Холт взглянул на костяное ожерелье, украшавшее шею индианки, и заговорил с ней на ее родном языке, чьи певучие звуки и четкий ритм заставили девушку приветливо улыбаться и кивать гостям.
Торопливо рассказав что-то Холту, она показала рукой в сторону гор, затем перевела взгляд на Эйнджел, и какое-то время обе молодые женщины с любопытством рассматривали друг друга.
– Что она сказала? – спросила Эйнджел.
– Она говорит, что ее муж ушел на охоту. Она волнуется за него из-за того, что пошел такой сильный снег.
– Ее муж? Индеец?
Холт отрицательно покачал головой.
– Нет, он белый. Она его скво, индейская жена. Заметив, что индианка неотрывно смотрит на нее, Эйнджел постаралась скрыть удивление и жалость.
– Но она слишком юная! Холт усмехнулся.
– Скажи это ей! По-моему, она уже достаточно взрослая, чтобы быть женой мужчины.
– Да, но... – начала было Эйнджел, но осеклась. – Она позволит нам переночевать у нее в доме?
– Она уже пригласила нас войти. Я сказал, что мы заблудились и попали в снежную бурю.
С облегчением Эйнджел последовала за Холтом в чистую и уютную хижину, где в открытом очаге весело потрескивал огонь и восхитительно пахло горячей едой. У одной стены стояла детская колыбель, в которой, к немалому удивлению Эйнджел, радостно гулил черноголовый младенец.

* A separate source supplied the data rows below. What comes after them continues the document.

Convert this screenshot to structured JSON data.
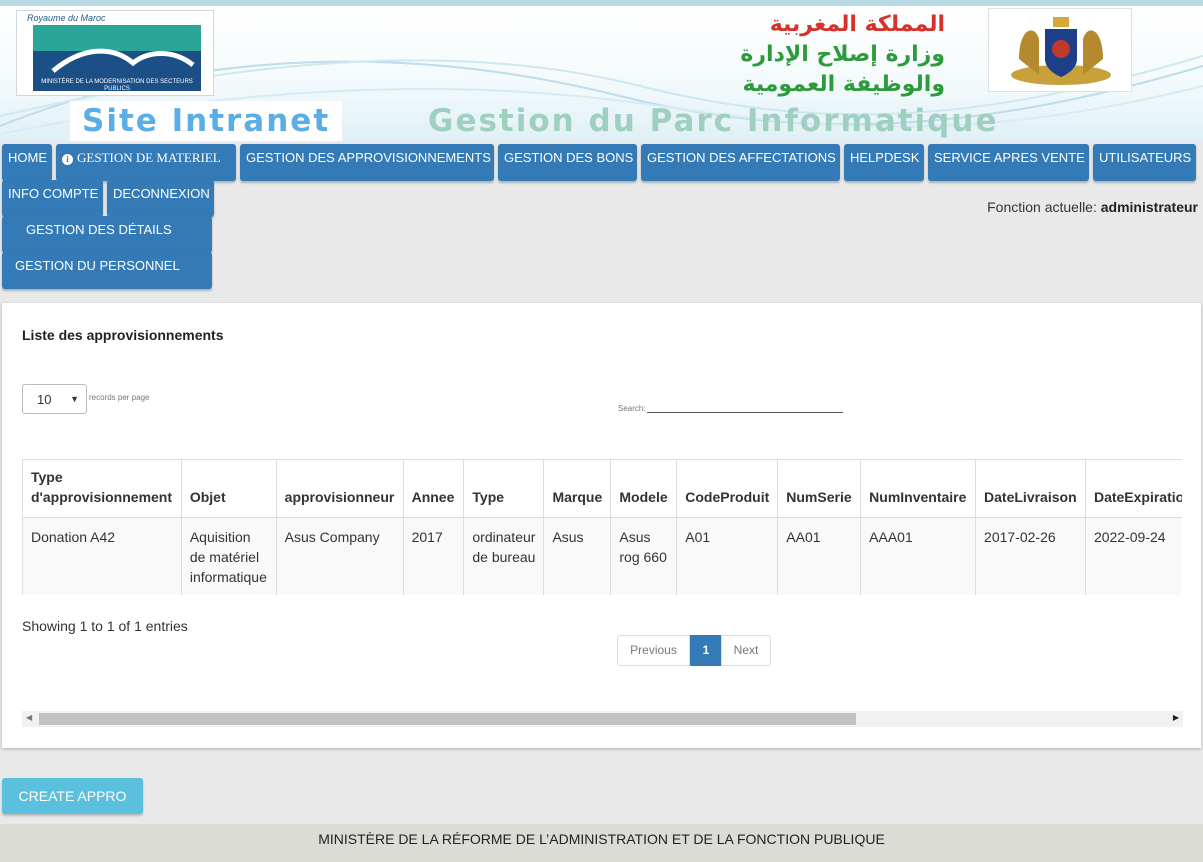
{
  "header": {
    "logo_kingdom": "Royaume du Maroc",
    "logo_ministry": "MINISTÈRE DE LA MODERNISATION DES SECTEURS PUBLICS",
    "arabic_line1": "المملكة المغربية",
    "arabic_line2": "وزارة إصلاح الإدارة",
    "arabic_line3": "والوظيفة العمومية",
    "site_title": "Site Intranet",
    "subtitle": "Gestion du Parc Informatique"
  },
  "nav": {
    "home": "HOME",
    "gestion_materiel": "GESTION DE MATERIEL",
    "gestion_appro": "GESTION DES APPROVISIONNEMENTS",
    "gestion_bons": "GESTION DES BONS",
    "gestion_affectations": "GESTION DES AFFECTATIONS",
    "helpdesk": "HELPDESK",
    "sav": "SERVICE APRES VENTE",
    "utilisateurs": "UTILISATEURS",
    "info_compte": "INFO COMPTE",
    "deconnexion": "DECONNEXION",
    "gestion_details": "GESTION DES DÉTAILS",
    "gestion_personnel": "GESTION DU PERSONNEL"
  },
  "fonction": {
    "label": "Fonction actuelle:",
    "value": "administrateur"
  },
  "panel": {
    "title": "Liste des approvisionnements",
    "length_value": "10",
    "length_label": "records per page",
    "search_label": "Search:",
    "showing": "Showing 1 to 1 of 1 entries"
  },
  "table": {
    "headers": [
      "Type d'approvisionnement",
      "Objet",
      "approvisionneur",
      "Annee",
      "Type",
      "Marque",
      "Modele",
      "CodeProduit",
      "NumSerie",
      "NumInventaire",
      "DateLivraison",
      "DateExpiration"
    ],
    "rows": [
      [
        "Donation A42",
        "Aquisition de matériel informatique",
        "Asus Company",
        "2017",
        "ordinateur de bureau",
        "Asus",
        "Asus rog 660",
        "A01",
        "AA01",
        "AAA01",
        "2017-02-26",
        "2022-09-24"
      ]
    ]
  },
  "pagination": {
    "previous": "Previous",
    "current": "1",
    "next": "Next"
  },
  "actions": {
    "create": "CREATE APPRO"
  },
  "footer": {
    "text": "MINISTÈRE DE LA RÉFORME DE L’ADMINISTRATION ET DE LA FONCTION PUBLIQUE"
  },
  "colors": {
    "primary": "#337ab7",
    "info": "#5bc0de",
    "title_red": "#d6322a",
    "title_green": "#2d9b3c"
  }
}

– Да у нее уже есть ребенок! – Эйнджел снова посмотрела на индианку, с застенчивой улыбкой разглядывавшую, в свою очередь, белую женщину. Затем юная мать снова что-то сказала Холту на своем языке, и он тут же перевел:
– Она хочет знать, любишь ли ты детей.
– О да, я очень люблю детей! – поспешно ответила Эйнджел и тут же покраснела под внимательным взглядом Холта.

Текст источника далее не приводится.